How have businesses adapted?
Universal, one of the country's largest resort operators, switched from paying service charges to staff in dollars to local currency. Many other resorts do the same. Domestic airlines and travel companies have switched to paying a portion of wages in local currency. This has the effect of reducing the amount of dollars available in the parallel market.
What does the government say?
After unrealistic campaign promises to eventually scrap the foreign transaction limits, President Dr Mohamed Muizzu admitted in April that the dollar shortage won't be resolved until 2027.
Do experts believe the government's timeline?

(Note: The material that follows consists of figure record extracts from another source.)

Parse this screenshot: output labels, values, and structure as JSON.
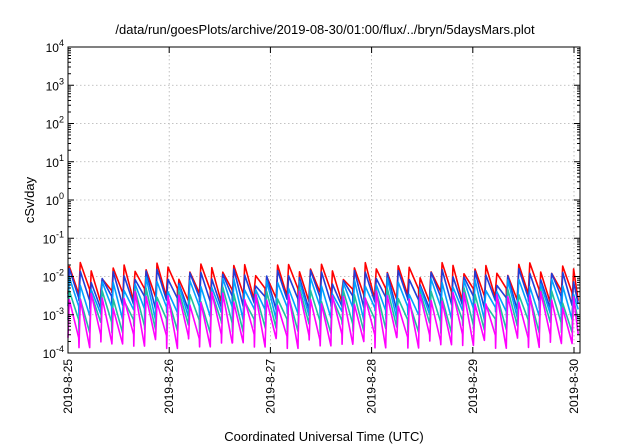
{
  "chart_data": {
    "type": "line",
    "title": "/data/run/goesPlots/archive/2019-08-30/01:00/flux/../bryn/5daysMars.plot",
    "xlabel": "Coordinated Universal Time (UTC)",
    "ylabel": "cSv/day",
    "y_scale": "log",
    "ylim": [
      0.0001,
      10000
    ],
    "xlim": [
      "2019-8-25",
      "2019-8-30 01:00"
    ],
    "x_tick_labels": [
      "2019-8-25",
      "2019-8-26",
      "2019-8-27",
      "2019-8-28",
      "2019-8-29",
      "2019-8-30"
    ],
    "y_ticks": [
      {
        "base": "10",
        "exp": "-4",
        "value": 0.0001
      },
      {
        "base": "10",
        "exp": "-3",
        "value": 0.001
      },
      {
        "base": "10",
        "exp": "-2",
        "value": 0.01
      },
      {
        "base": "10",
        "exp": "-1",
        "value": 0.1
      },
      {
        "base": "10",
        "exp": "0",
        "value": 1
      },
      {
        "base": "10",
        "exp": "1",
        "value": 10
      },
      {
        "base": "10",
        "exp": "2",
        "value": 100
      },
      {
        "base": "10",
        "exp": "3",
        "value": 1000
      },
      {
        "base": "10",
        "exp": "4",
        "value": 10000
      }
    ],
    "grid": true,
    "sawtooth_period_hours": 2.6,
    "series": [
      {
        "color": "#ff0000",
        "peak": 0.016,
        "trough": 0.0035
      },
      {
        "color": "#1f3fd9",
        "peak": 0.011,
        "trough": 0.0022
      },
      {
        "color": "#00a0ff",
        "peak": 0.0065,
        "trough": 0.0012
      },
      {
        "color": "#20c0a0",
        "peak": 0.0035,
        "trough": 0.00055
      },
      {
        "color": "#ff00ff",
        "peak": 0.0028,
        "trough": 0.00022
      }
    ]
  }
}
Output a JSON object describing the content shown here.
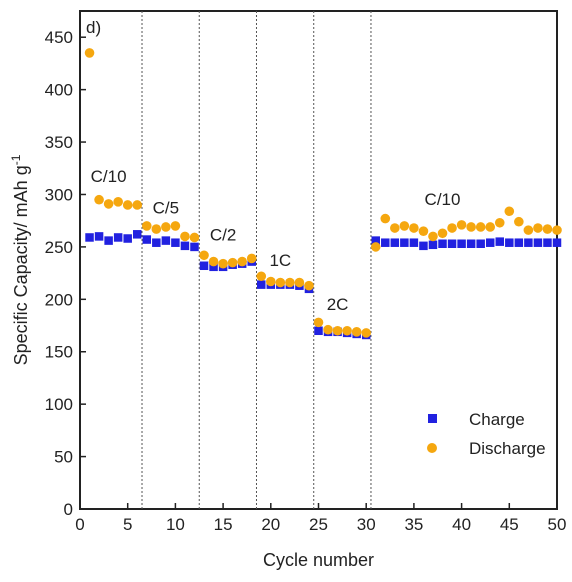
{
  "chart_data": {
    "type": "scatter",
    "panel_label": "d)",
    "xlabel": "Cycle number",
    "ylabel_main": "Specific Capacity/ mAh g",
    "ylabel_sup": "-1",
    "xlim": [
      0,
      50
    ],
    "ylim": [
      0,
      475
    ],
    "xticks": [
      0,
      5,
      10,
      15,
      20,
      25,
      30,
      35,
      40,
      45,
      50
    ],
    "yticks": [
      0,
      50,
      100,
      150,
      200,
      250,
      300,
      350,
      400,
      450
    ],
    "grid": false,
    "legend_position": "bottom-right",
    "rate_boundaries": [
      6.5,
      12.5,
      18.5,
      24.5,
      30.5
    ],
    "annotations": [
      {
        "text": "C/10",
        "x": 3,
        "y": 312
      },
      {
        "text": "C/5",
        "x": 9,
        "y": 282
      },
      {
        "text": "C/2",
        "x": 15,
        "y": 256
      },
      {
        "text": "1C",
        "x": 21,
        "y": 232
      },
      {
        "text": "2C",
        "x": 27,
        "y": 190
      },
      {
        "text": "C/10",
        "x": 38,
        "y": 290
      }
    ],
    "series": [
      {
        "name": "Charge",
        "marker": "square",
        "color": "#2121e0",
        "x": [
          1,
          2,
          3,
          4,
          5,
          6,
          7,
          8,
          9,
          10,
          11,
          12,
          13,
          14,
          15,
          16,
          17,
          18,
          19,
          20,
          21,
          22,
          23,
          24,
          25,
          26,
          27,
          28,
          29,
          30,
          31,
          32,
          33,
          34,
          35,
          36,
          37,
          38,
          39,
          40,
          41,
          42,
          43,
          44,
          45,
          46,
          47,
          48,
          49,
          50
        ],
        "values": [
          259,
          260,
          256,
          259,
          258,
          262,
          257,
          254,
          256,
          254,
          251,
          250,
          232,
          231,
          231,
          233,
          234,
          236,
          214,
          214,
          214,
          214,
          213,
          210,
          170,
          169,
          169,
          168,
          167,
          166,
          256,
          254,
          254,
          254,
          254,
          251,
          252,
          253,
          253,
          253,
          253,
          253,
          254,
          255,
          254,
          254,
          254,
          254,
          254,
          254
        ]
      },
      {
        "name": "Discharge",
        "marker": "circle",
        "color": "#f5a70f",
        "x": [
          1,
          2,
          3,
          4,
          5,
          6,
          7,
          8,
          9,
          10,
          11,
          12,
          13,
          14,
          15,
          16,
          17,
          18,
          19,
          20,
          21,
          22,
          23,
          24,
          25,
          26,
          27,
          28,
          29,
          30,
          31,
          32,
          33,
          34,
          35,
          36,
          37,
          38,
          39,
          40,
          41,
          42,
          43,
          44,
          45,
          46,
          47,
          48,
          49,
          50
        ],
        "values": [
          435,
          295,
          291,
          293,
          290,
          290,
          270,
          267,
          269,
          270,
          260,
          259,
          242,
          236,
          234,
          235,
          236,
          239,
          222,
          217,
          216,
          216,
          216,
          213,
          178,
          171,
          170,
          170,
          169,
          168,
          250,
          277,
          268,
          270,
          268,
          265,
          260,
          263,
          268,
          271,
          269,
          269,
          269,
          273,
          284,
          274,
          266,
          268,
          267,
          266
        ]
      }
    ]
  }
}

They are skeptical. As one told the Maldives Independent: "The government's new policy is good for the foreign currency reserves. Reserves will improve but the banks are not supplying dollars to the private sector. The private sector has to rely on the parallel market, which has a supply issue because of the new rules."
What's the outlook?
The situation likely won't improve significantly until after 2026, when the major debt obligations are either paid down or restructured. The government faces a choice between continuing policies that build reserves but hurt the domestic economy, and relaxing restrictions and risking sovereign default.
For businesses and consumers, this means continued high costs for imports and potential widespread price increases across all goods.